It takes some time to learn how to responsibly manage debt. For many Connecticut residents, these lessons are learned over many years of experience. Debt management is a skill, and improving one’s knowledge on debt related matters makes it easier to make informed decisions and achieve one’s ultimate goals. In certain cases, borrowing money can further long-term financial goals. That is especially true for those who have gone through the personal bankruptcy process and are trying to rebuild a base of financial security.
An example lies in purchasing a vehicle. Very often, a sudden and unexpected accident or car repair creates an immediate need for a new set of wheels. The manner in which a new car is purchased can have a lasting financial impact.

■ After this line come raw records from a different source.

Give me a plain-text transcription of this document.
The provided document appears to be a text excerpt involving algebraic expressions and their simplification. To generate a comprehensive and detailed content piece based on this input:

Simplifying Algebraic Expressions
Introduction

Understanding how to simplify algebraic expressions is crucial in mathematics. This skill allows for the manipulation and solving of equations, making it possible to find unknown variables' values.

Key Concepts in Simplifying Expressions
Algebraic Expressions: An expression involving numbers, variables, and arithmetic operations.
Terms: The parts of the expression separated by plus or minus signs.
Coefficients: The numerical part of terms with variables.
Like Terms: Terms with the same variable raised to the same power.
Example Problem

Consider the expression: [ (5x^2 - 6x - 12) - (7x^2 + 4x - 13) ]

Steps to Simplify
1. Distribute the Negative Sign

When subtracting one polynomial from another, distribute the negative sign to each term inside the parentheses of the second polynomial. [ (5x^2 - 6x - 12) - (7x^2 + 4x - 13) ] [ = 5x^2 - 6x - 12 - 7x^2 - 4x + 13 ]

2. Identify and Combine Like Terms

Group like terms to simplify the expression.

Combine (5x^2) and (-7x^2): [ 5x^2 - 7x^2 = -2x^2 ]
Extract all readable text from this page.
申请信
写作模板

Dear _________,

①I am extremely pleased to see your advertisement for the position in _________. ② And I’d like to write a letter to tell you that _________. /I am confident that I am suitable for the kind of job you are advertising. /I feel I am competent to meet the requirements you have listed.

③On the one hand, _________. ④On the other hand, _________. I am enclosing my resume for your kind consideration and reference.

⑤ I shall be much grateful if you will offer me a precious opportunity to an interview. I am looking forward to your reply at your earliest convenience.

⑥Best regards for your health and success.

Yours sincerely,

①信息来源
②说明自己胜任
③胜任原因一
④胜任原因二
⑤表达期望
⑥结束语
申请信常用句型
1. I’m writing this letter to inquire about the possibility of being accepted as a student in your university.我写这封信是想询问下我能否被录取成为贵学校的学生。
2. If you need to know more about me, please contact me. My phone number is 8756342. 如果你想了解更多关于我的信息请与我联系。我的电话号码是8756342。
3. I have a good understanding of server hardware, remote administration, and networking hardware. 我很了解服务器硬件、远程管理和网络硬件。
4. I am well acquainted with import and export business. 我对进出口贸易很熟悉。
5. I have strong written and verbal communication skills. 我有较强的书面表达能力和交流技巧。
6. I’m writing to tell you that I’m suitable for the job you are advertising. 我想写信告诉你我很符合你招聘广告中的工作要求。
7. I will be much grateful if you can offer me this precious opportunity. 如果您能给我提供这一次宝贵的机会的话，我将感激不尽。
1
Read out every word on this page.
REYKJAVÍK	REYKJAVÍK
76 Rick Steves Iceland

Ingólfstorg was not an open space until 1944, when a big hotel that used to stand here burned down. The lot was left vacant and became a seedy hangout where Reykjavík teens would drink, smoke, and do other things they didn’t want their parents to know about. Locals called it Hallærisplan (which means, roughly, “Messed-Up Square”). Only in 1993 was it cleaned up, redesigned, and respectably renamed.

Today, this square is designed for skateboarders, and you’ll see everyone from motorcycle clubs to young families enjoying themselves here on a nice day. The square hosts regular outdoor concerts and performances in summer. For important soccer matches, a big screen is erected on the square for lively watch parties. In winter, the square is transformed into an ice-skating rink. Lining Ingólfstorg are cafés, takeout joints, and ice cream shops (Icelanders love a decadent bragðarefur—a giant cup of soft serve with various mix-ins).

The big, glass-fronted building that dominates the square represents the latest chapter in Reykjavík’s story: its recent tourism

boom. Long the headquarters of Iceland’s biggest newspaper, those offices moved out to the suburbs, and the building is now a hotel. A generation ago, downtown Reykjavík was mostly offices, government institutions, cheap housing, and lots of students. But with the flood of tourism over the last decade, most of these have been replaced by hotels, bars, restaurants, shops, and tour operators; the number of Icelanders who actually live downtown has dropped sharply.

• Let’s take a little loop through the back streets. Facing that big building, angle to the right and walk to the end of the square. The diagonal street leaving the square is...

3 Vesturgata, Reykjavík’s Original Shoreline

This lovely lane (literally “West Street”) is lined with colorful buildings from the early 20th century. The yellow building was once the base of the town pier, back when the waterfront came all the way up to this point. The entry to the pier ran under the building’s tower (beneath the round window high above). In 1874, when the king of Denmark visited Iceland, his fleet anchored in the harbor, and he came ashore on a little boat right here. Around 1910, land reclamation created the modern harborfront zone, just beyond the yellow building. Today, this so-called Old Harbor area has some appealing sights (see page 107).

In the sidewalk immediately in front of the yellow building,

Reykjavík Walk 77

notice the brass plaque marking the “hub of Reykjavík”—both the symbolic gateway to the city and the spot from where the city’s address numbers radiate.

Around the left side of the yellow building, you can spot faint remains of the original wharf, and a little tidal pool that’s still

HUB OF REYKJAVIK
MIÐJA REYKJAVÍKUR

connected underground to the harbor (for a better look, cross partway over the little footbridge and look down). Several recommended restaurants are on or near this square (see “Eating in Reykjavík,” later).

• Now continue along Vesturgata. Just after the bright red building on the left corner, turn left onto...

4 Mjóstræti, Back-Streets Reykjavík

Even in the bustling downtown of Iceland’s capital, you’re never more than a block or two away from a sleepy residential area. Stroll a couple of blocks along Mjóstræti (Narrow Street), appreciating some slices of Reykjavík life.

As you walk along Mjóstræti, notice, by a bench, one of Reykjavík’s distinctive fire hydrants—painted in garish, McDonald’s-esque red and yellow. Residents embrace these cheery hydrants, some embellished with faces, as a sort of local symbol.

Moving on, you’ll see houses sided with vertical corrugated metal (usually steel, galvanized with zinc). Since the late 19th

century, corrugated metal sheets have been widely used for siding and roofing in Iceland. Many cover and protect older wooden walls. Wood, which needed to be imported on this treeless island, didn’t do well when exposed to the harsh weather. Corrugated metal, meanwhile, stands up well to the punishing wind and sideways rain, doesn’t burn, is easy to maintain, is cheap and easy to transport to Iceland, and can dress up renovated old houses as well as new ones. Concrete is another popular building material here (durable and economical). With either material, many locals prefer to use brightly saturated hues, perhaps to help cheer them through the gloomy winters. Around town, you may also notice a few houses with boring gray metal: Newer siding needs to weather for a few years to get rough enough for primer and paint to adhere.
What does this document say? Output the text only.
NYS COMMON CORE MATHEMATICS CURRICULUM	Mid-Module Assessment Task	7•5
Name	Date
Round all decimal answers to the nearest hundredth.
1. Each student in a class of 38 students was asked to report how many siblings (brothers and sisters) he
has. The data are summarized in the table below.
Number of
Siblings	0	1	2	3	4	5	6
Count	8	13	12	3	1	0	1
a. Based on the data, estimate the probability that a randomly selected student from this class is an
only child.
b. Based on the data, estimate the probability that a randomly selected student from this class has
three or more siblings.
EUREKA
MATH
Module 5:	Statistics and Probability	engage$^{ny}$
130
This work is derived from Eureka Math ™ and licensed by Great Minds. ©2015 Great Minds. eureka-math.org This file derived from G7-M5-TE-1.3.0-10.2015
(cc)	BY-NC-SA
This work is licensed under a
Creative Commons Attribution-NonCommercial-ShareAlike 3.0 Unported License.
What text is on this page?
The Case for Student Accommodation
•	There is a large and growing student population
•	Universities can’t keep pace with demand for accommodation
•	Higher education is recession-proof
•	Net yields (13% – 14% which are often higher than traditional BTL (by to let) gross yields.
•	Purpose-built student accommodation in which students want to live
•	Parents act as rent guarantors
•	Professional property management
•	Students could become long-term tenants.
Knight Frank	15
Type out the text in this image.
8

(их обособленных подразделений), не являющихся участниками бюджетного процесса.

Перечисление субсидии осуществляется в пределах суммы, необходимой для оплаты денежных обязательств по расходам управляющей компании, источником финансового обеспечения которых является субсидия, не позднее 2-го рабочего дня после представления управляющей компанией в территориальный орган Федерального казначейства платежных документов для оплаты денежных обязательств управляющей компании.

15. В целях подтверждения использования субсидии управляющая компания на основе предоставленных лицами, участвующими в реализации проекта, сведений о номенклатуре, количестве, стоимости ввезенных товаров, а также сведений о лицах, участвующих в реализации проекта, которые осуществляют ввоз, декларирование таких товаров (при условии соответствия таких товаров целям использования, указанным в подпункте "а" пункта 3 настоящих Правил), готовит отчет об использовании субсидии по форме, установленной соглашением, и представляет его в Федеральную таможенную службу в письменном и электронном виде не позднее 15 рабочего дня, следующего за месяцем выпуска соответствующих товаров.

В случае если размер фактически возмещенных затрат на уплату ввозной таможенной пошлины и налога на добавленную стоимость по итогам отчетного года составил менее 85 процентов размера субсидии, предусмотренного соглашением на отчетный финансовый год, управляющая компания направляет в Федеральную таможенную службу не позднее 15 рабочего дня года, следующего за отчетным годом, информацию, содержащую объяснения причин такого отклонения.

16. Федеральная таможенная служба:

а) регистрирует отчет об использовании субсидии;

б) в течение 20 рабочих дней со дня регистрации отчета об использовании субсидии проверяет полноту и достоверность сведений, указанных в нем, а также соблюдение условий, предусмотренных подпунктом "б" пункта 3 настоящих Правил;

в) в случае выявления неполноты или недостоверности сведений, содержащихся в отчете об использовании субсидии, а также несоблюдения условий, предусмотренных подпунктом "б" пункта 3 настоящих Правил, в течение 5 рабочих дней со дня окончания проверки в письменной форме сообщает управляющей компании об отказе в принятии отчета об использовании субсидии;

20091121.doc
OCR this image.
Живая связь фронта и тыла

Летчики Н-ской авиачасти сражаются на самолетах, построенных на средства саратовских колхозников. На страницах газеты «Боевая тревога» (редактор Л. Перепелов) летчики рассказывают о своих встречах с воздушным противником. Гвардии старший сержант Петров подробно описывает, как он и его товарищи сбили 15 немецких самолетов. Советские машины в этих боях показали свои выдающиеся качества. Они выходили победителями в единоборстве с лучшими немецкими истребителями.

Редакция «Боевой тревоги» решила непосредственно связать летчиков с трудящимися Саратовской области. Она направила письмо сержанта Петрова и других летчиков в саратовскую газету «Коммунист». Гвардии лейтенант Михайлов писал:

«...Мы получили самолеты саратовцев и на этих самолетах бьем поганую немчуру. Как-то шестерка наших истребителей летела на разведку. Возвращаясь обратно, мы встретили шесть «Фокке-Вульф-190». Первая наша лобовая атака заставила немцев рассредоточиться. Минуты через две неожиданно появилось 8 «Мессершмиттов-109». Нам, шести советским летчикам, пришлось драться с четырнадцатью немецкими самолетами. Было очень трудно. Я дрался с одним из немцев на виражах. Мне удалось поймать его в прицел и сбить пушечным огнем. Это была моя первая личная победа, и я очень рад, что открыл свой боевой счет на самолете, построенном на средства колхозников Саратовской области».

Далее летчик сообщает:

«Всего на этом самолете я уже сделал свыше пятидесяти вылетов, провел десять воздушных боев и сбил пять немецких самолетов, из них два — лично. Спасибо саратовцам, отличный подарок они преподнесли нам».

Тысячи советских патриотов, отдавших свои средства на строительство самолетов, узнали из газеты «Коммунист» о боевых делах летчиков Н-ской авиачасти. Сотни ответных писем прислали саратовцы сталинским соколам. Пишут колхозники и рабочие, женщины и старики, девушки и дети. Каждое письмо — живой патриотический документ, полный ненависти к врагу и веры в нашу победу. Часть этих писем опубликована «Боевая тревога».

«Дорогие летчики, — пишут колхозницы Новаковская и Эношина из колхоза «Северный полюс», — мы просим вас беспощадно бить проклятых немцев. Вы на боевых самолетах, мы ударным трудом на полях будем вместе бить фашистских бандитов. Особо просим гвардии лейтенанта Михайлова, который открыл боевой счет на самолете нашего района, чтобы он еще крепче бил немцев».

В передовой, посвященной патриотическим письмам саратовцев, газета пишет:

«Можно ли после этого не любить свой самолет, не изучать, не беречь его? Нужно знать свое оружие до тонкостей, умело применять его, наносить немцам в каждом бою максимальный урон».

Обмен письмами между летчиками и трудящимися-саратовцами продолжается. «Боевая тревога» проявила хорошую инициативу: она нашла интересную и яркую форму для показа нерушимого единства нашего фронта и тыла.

If it’s possible to find a low interest auto loan with favorable terms, borrowing to purchase a new car can be a wise financial move. Doing so allows the borrower to keep any accumulated savings in place, and also establish a positive credit history. For many people who’ve come through bankruptcy and are struggling to rebuild their financial foundation, an auto loan can be a great place to begin.
For those in Connecticut who are evaluating various debt management options, understanding the pros and cons of debt is important. While taking on high levels of credit card or other unsecured debt is never a good idea, borrowing makes sense in certain circumstances. Bankruptcy creates a clean financial slate, and offer the opportunity to achieve a new level of stability.